I enabled PHP and installed MySQL on my Mac at home. Then I set up Drupal. It was really pretty darn easy. Even if you're afraid of the command line, it's not that hard when you follow these step-by-step instructions at MacZealots.
My only advice for anyone wanting to try this: do follow the directions and install version 4.0, not the latest version. I installed the later version and ran into the same problem described in the comments at the bottom of the article.
So setting it up was easy enough. It worked, looked great, etc. Only now I want to make it available to the outside world. Getting a dynamic DNS hostname was easy enough, and forwarding port 80 to my Mac's IP address was a piece of cake (I did have to assign my Mac a static private IP address, though). So now my Mac at home is a Web server.
Problem is, when I visit the drupal site, somehow it tries to resolve the URL to my local hostname. Which makes sense since I originally configured it with base URL http://localhost/drupal. But after changing that line in settings.php and restarting Apache, it still doesn't work. See what I mean?
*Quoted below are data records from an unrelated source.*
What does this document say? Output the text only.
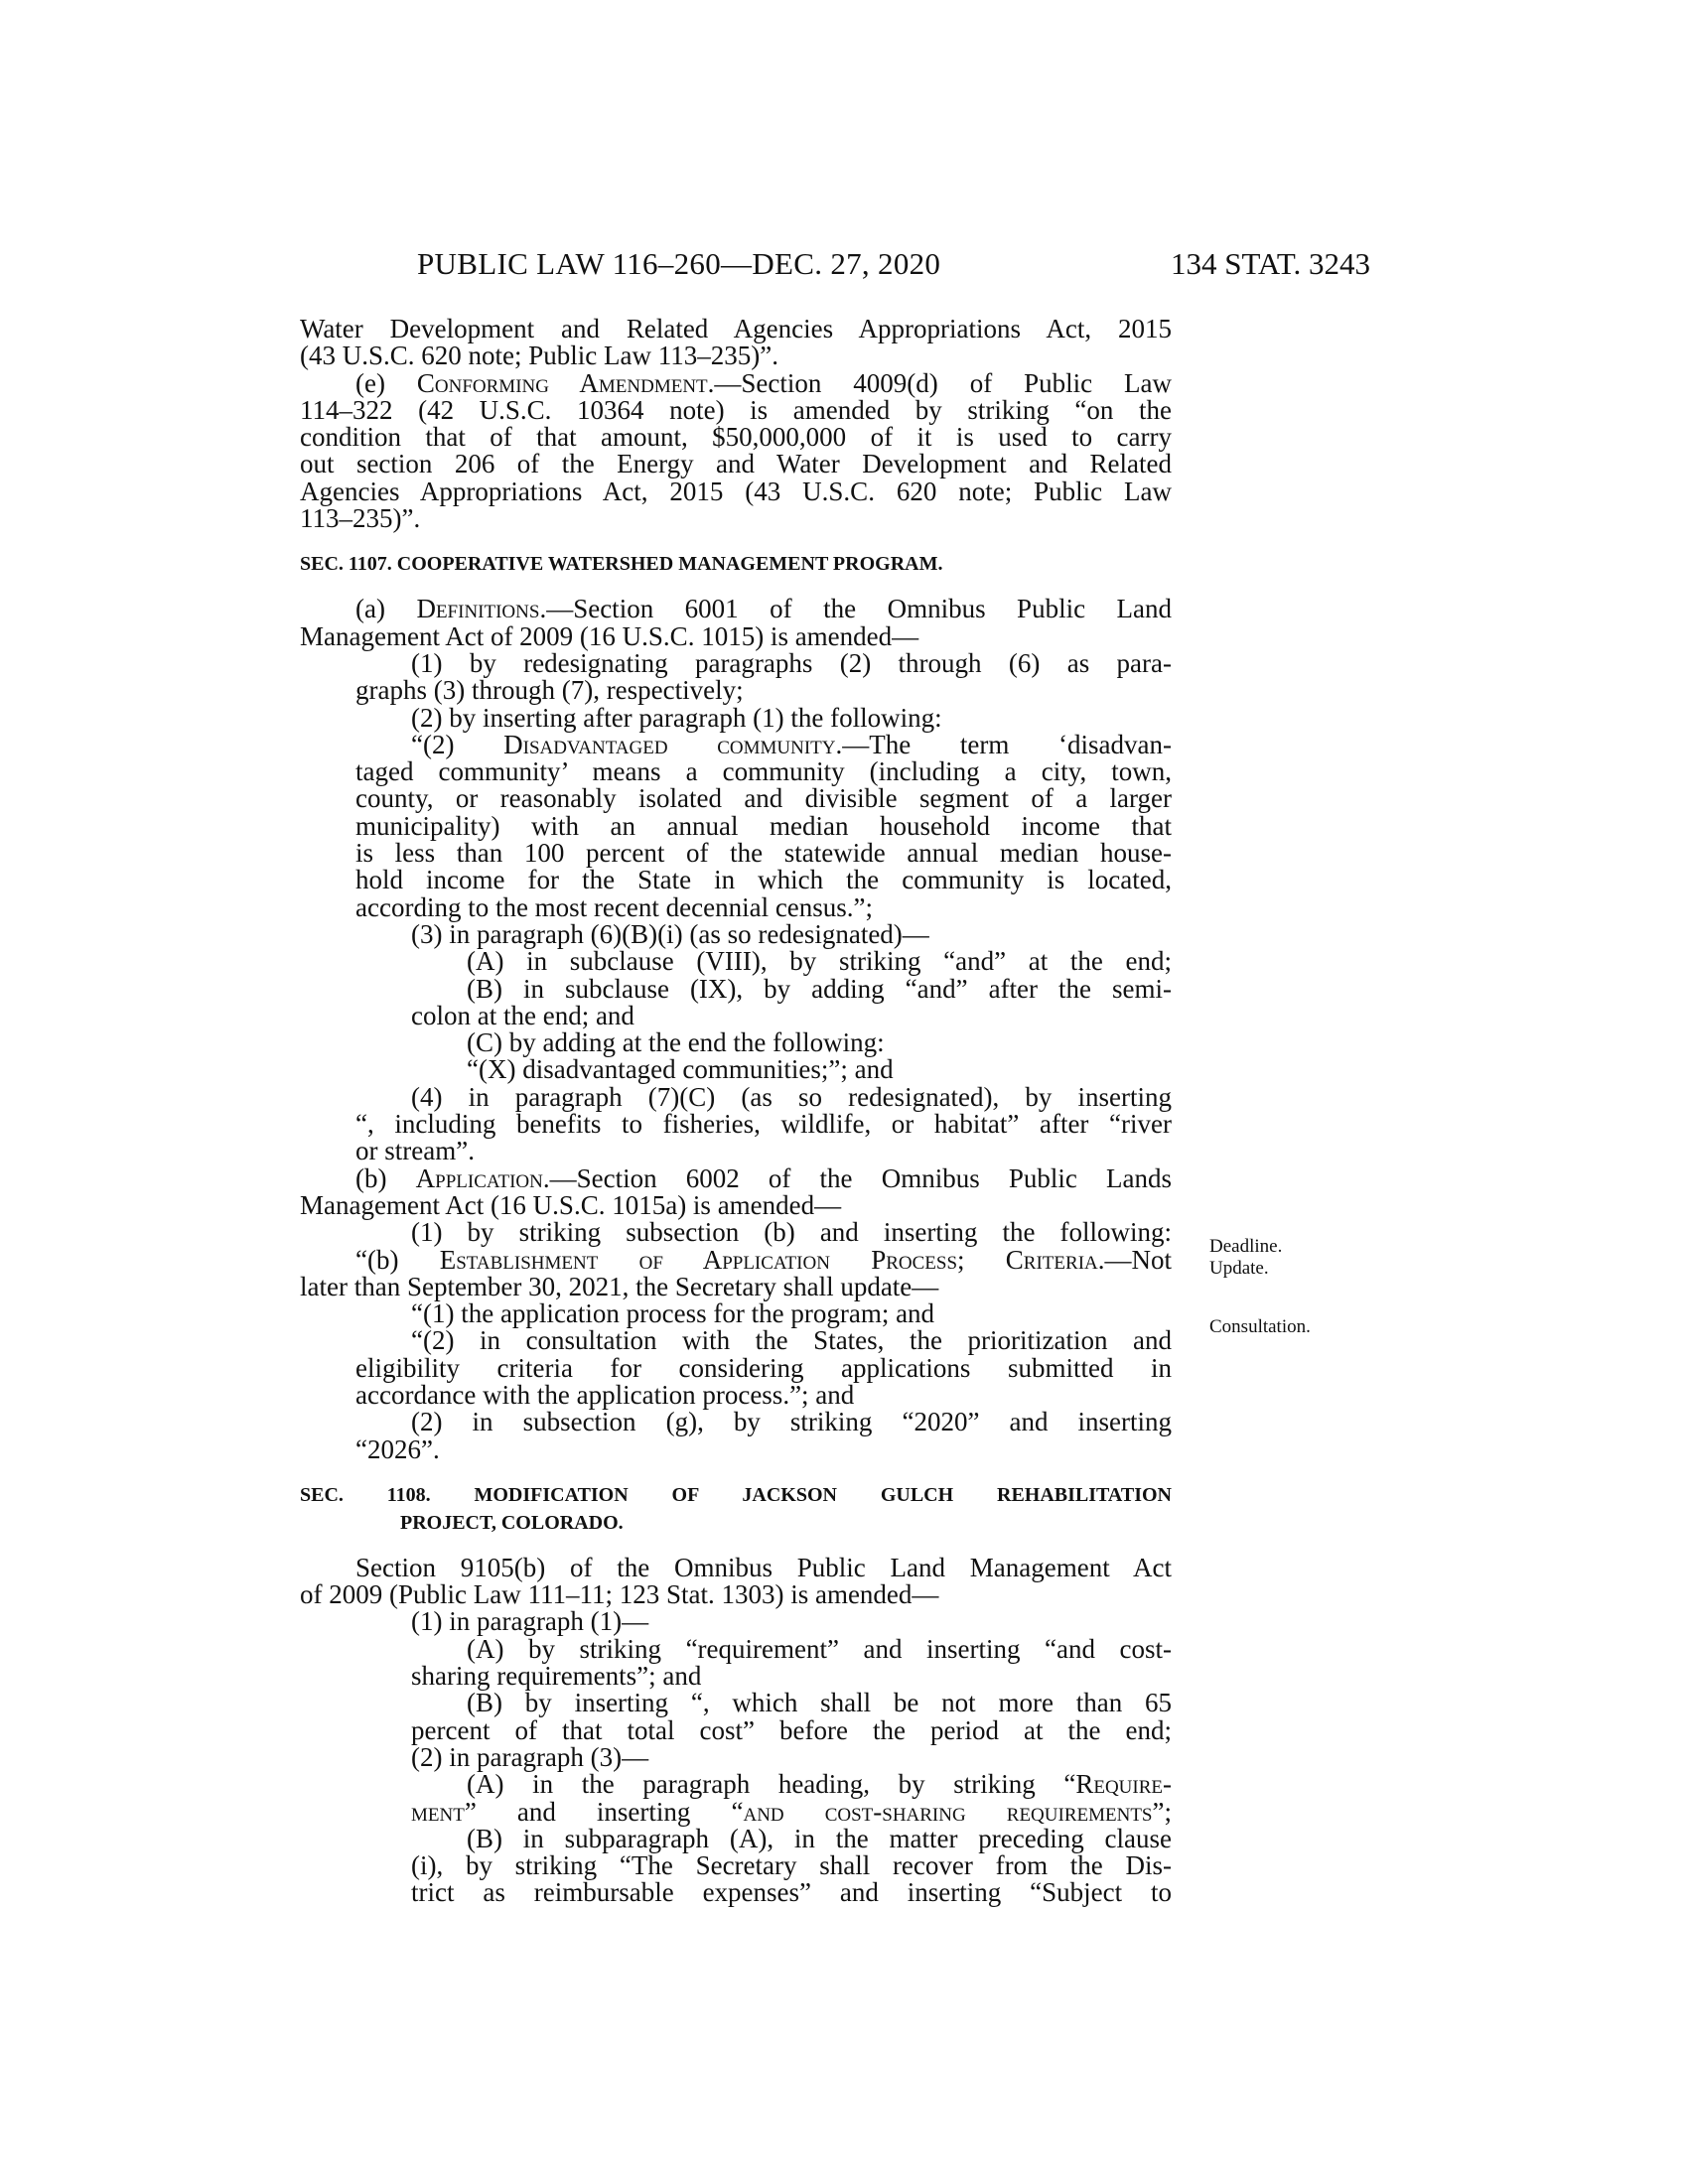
PUBLIC LAW 116–260—DEC. 27, 2020	134 STAT. 3243
Water Development and Related Agencies Appropriations Act, 2015
(43 U.S.C. 620 note; Public Law 113–235)”.
(e) Conforming Amendment.—Section 4009(d) of Public Law
114–322 (42 U.S.C. 10364 note) is amended by striking “on the
condition that of that amount, $50,000,000 of it is used to carry
out section 206 of the Energy and Water Development and Related
Agencies Appropriations Act, 2015 (43 U.S.C. 620 note; Public Law
113–235)”.
SEC. 1107. COOPERATIVE WATERSHED MANAGEMENT PROGRAM.
(a) Definitions.—Section 6001 of the Omnibus Public Land
Management Act of 2009 (16 U.S.C. 1015) is amended—
(1) by redesignating paragraphs (2) through (6) as para-
graphs (3) through (7), respectively;
(2) by inserting after paragraph (1) the following:
“(2) Disadvantaged community.—The term ‘disadvan-
taged community’ means a community (including a city, town,
county, or reasonably isolated and divisible segment of a larger
municipality) with an annual median household income that
is less than 100 percent of the statewide annual median house-
hold income for the State in which the community is located,
according to the most recent decennial census.”;
(3) in paragraph (6)(B)(i) (as so redesignated)—
(A) in subclause (VIII), by striking “and” at the end;
(B) in subclause (IX), by adding “and” after the semi-
colon at the end; and
(C) by adding at the end the following:
“(X) disadvantaged communities;”; and
(4) in paragraph (7)(C) (as so redesignated), by inserting
“, including benefits to fisheries, wildlife, or habitat” after “river
or stream”.
(b) Application.—Section 6002 of the Omnibus Public Lands
Management Act (16 U.S.C. 1015a) is amended—
(1) by striking subsection (b) and inserting the following:
“(b) Establishment of Application Process; Criteria.—Not
later than September 30, 2021, the Secretary shall update—
“(1) the application process for the program; and
“(2) in consultation with the States, the prioritization and
eligibility criteria for considering applications submitted in
accordance with the application process.”; and
(2) in subsection (g), by striking “2020” and inserting
“2026”.
SEC. 1108. MODIFICATION OF JACKSON GULCH REHABILITATION
PROJECT, COLORADO.
Section 9105(b) of the Omnibus Public Land Management Act
of 2009 (Public Law 111–11; 123 Stat. 1303) is amended—
(1) in paragraph (1)—
(A) by striking “requirement” and inserting “and cost-
sharing requirements”; and
(B) by inserting “, which shall be not more than 65
percent of that total cost” before the period at the end;
(2) in paragraph (3)—
(A) in the paragraph heading, by striking “Require-
ment” and inserting “and cost-sharing requirements”;
(B) in subparagraph (A), in the matter preceding clause
(i), by striking “The Secretary shall recover from the Dis-
trict as reimbursable expenses” and inserting “Subject to
Deadline.
Update.
Consultation.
I can't resolve zac.is-a-geek.com but I notice that your URL doesn't end with a slash. Assuming Drupal is in a folder, then that's not a legal URL and Apache will automatically issue a redirect to the URL with a slash, but it will use the canonical server name (or virtual host name if you're using them). If that is localhost then that's where it will redirect.
Try setting the ServerName directive in your Apache config to zac.is-a-geek.com and restarting Apache.
Alternatively if you're running Apache 2 there's a directive called UseCanonicalName which you can set to Off and it should use the hostname and port that were supplied by the client when it issues the redirect.